Correlation sample to the expression of each using the same number of the composite dimension Lc (20) of the _{_{_{r 1, r 2, r 3}}} , Step 4 to obtain _{..., r Lc (40) (} S40); and
The correlated samples _{_{_{r 1, r 2, r 3}}} , ..., r Lc (40) a complex column vector a fifth step (S50) of generating r (50) tie; and
K or more and the extracted dimension L (61) establish a value enclosed by the number of the extracted dimension L (61) the elements of the complex column vector r (50) of the sequential extraction of the K a positive integer less than or equal to Lc -K + 1 Column vector

,

, ...,

(S60) of generating a second image (60); and
The extracted column vector

,

, ...,

(60) are extracted through Gram-Schmidt Orthonormalization (Gram-

,

, ...,

A seventh step S70 of obtaining the second image 70;
The above-described extraction regularization vector

,

, ...,

(S80) of obtaining an objective function f ([theta]) (80) by using the equation (70); And
Through the objective function f (&thetas;) (80)

And a ninth step (S90) of obtaining an estimated value 90 of the uniformly spaced linear array arrival angle based on the sliding vector.
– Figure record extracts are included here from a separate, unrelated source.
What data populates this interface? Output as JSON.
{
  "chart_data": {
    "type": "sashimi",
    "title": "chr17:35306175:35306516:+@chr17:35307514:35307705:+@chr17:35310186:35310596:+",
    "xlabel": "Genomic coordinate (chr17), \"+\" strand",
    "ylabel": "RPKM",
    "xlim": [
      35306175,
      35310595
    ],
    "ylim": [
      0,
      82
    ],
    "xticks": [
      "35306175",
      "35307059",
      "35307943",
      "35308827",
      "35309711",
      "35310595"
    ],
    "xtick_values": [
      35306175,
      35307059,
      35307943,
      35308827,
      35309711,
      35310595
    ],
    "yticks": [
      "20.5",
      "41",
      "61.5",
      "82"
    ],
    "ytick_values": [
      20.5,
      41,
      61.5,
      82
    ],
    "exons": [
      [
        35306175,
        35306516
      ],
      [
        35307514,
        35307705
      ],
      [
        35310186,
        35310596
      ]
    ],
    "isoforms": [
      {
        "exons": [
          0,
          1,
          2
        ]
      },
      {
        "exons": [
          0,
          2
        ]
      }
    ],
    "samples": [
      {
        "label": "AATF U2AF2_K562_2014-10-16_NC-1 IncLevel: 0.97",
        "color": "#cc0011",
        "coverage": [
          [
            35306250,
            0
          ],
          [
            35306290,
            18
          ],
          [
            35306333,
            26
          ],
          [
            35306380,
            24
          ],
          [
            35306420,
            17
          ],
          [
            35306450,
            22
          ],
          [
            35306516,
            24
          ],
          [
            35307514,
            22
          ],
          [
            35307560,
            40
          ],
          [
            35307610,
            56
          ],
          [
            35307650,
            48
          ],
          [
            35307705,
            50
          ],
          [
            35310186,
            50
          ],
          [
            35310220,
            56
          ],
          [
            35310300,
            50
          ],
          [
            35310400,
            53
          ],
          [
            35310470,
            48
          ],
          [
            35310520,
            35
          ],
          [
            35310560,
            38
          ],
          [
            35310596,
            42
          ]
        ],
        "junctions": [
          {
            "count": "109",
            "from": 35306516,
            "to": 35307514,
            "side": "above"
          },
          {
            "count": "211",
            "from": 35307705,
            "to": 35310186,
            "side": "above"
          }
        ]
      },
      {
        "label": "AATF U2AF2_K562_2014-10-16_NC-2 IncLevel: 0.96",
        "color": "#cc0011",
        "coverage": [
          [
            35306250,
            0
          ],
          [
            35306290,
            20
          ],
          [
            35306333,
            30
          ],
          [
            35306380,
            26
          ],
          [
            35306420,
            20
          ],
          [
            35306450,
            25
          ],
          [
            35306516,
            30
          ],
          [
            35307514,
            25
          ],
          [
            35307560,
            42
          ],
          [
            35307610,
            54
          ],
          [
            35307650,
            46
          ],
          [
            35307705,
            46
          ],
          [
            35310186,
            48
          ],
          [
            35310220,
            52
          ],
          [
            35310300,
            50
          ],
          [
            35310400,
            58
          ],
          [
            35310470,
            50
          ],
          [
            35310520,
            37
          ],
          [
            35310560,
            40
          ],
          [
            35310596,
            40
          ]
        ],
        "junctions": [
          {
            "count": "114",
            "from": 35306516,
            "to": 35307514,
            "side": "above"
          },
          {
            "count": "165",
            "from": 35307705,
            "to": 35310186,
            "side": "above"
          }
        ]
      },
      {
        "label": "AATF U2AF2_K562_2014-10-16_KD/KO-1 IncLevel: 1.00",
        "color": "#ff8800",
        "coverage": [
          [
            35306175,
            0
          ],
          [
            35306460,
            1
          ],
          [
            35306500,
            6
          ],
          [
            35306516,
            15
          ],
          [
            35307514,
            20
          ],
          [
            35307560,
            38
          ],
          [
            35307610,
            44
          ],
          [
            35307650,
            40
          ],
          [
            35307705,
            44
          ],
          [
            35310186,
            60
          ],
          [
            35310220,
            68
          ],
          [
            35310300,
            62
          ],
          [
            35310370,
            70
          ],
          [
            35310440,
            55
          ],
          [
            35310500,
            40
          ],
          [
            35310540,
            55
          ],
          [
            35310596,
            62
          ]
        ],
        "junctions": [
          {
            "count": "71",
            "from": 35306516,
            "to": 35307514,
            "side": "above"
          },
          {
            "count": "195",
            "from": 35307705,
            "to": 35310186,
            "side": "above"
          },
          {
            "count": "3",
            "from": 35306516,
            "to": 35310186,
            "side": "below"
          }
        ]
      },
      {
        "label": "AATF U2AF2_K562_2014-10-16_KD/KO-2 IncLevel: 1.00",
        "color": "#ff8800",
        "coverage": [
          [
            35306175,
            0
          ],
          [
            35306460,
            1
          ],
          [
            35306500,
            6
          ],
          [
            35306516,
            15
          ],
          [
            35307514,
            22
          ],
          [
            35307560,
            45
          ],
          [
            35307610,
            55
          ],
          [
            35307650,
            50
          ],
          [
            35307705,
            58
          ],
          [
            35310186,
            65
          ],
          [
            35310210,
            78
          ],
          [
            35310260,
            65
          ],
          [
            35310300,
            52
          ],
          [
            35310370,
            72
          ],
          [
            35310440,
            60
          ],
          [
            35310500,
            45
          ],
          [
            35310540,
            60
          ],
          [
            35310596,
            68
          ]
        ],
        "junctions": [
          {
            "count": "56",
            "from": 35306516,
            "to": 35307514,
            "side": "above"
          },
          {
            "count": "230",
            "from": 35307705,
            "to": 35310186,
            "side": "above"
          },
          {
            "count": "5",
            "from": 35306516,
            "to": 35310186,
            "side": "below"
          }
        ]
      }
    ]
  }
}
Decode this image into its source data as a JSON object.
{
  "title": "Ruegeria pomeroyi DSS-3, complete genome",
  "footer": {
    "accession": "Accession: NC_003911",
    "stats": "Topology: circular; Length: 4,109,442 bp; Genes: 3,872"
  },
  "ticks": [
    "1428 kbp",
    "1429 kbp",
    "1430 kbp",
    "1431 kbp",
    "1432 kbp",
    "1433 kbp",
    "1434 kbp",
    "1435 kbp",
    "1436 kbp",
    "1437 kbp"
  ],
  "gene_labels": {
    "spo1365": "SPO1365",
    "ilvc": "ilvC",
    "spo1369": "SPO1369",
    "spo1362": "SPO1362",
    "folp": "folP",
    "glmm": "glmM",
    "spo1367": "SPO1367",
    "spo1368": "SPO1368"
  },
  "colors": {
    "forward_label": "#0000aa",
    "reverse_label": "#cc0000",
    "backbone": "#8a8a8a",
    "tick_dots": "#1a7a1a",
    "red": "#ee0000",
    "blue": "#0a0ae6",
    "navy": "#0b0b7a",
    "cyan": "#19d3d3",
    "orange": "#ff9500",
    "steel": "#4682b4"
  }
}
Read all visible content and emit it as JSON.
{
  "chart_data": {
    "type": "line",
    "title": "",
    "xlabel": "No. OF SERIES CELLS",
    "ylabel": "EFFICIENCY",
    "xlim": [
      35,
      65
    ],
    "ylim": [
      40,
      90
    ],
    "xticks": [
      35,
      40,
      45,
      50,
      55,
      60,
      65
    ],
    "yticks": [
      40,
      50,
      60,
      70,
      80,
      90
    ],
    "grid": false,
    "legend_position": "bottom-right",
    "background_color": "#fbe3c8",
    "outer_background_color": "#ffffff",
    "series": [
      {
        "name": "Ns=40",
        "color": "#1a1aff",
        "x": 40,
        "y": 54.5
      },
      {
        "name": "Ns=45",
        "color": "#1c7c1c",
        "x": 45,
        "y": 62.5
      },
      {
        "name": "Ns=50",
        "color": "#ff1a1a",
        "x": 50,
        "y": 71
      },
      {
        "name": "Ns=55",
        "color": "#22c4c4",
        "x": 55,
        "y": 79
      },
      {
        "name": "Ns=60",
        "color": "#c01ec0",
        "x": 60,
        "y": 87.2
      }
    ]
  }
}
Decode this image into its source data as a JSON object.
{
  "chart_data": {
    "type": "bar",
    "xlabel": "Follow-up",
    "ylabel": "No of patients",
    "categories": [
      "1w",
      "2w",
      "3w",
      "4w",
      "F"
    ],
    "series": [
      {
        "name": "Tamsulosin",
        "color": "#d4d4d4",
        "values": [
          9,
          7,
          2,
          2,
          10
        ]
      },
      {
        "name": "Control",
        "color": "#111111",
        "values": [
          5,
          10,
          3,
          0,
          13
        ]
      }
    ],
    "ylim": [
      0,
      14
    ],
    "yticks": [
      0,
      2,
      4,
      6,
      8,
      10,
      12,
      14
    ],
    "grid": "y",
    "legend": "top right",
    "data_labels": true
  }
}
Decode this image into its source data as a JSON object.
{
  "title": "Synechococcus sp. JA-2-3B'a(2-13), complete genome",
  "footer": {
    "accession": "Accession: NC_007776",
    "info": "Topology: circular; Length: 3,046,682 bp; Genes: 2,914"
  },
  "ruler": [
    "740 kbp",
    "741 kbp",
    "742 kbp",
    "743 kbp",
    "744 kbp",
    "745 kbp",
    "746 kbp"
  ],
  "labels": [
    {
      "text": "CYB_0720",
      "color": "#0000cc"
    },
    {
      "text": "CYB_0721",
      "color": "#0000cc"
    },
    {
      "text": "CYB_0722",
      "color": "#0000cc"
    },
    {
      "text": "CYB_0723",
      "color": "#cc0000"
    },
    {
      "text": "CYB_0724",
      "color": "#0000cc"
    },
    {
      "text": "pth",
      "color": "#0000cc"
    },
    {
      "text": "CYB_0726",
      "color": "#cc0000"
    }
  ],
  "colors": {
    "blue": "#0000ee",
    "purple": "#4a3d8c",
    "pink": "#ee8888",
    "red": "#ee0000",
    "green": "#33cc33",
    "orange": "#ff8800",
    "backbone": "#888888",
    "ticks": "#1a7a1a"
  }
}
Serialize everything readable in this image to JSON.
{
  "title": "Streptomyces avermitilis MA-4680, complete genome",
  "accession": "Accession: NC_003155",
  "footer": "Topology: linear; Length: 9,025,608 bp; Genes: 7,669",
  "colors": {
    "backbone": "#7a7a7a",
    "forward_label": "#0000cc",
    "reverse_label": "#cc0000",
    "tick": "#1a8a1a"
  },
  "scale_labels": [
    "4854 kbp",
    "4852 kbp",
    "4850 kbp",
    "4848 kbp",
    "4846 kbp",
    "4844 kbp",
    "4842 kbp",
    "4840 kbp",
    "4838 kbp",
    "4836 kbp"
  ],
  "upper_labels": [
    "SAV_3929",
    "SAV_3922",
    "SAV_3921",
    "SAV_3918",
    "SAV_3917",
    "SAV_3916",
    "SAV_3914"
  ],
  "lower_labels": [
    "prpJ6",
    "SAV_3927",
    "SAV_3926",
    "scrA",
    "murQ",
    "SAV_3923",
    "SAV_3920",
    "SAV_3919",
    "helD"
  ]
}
The method according to claim 1,
(20) to the third step (S30) when the number K of incident signals (14) is equal to or less than 1/2 of the number obtained by adding 1 to the complex-dimensional Lc (20) A Low - Computed Equal - Spacing Linear Array Arrival Angle Estimation Method Based on Sliding.

The method according to claim 1,
The complex column vector r (50)

And calculating a sliding distance of the array based on the sampling vector.

The method according to claim 1,
The extracted column vector

(60)

And calculating a sliding distance of the array based on the sampling vector.

The method according to claim 1,
The objective function f (θ) (80) when λ is one wavelength of the input signal 14 row vector α (θ) =

Lt; RTI ID = 0.0 >

And calculating a sliding distance of the array based on the sampling vector.

1. An apparatus for estimating an arrival angle of signal sources incident on a linear array antenna system,
The sliding vector-based low-computed constant-interval linear array arrival angle estimating apparatus according to any one of claims 1 to 5, wherein the arrival angle is estimated.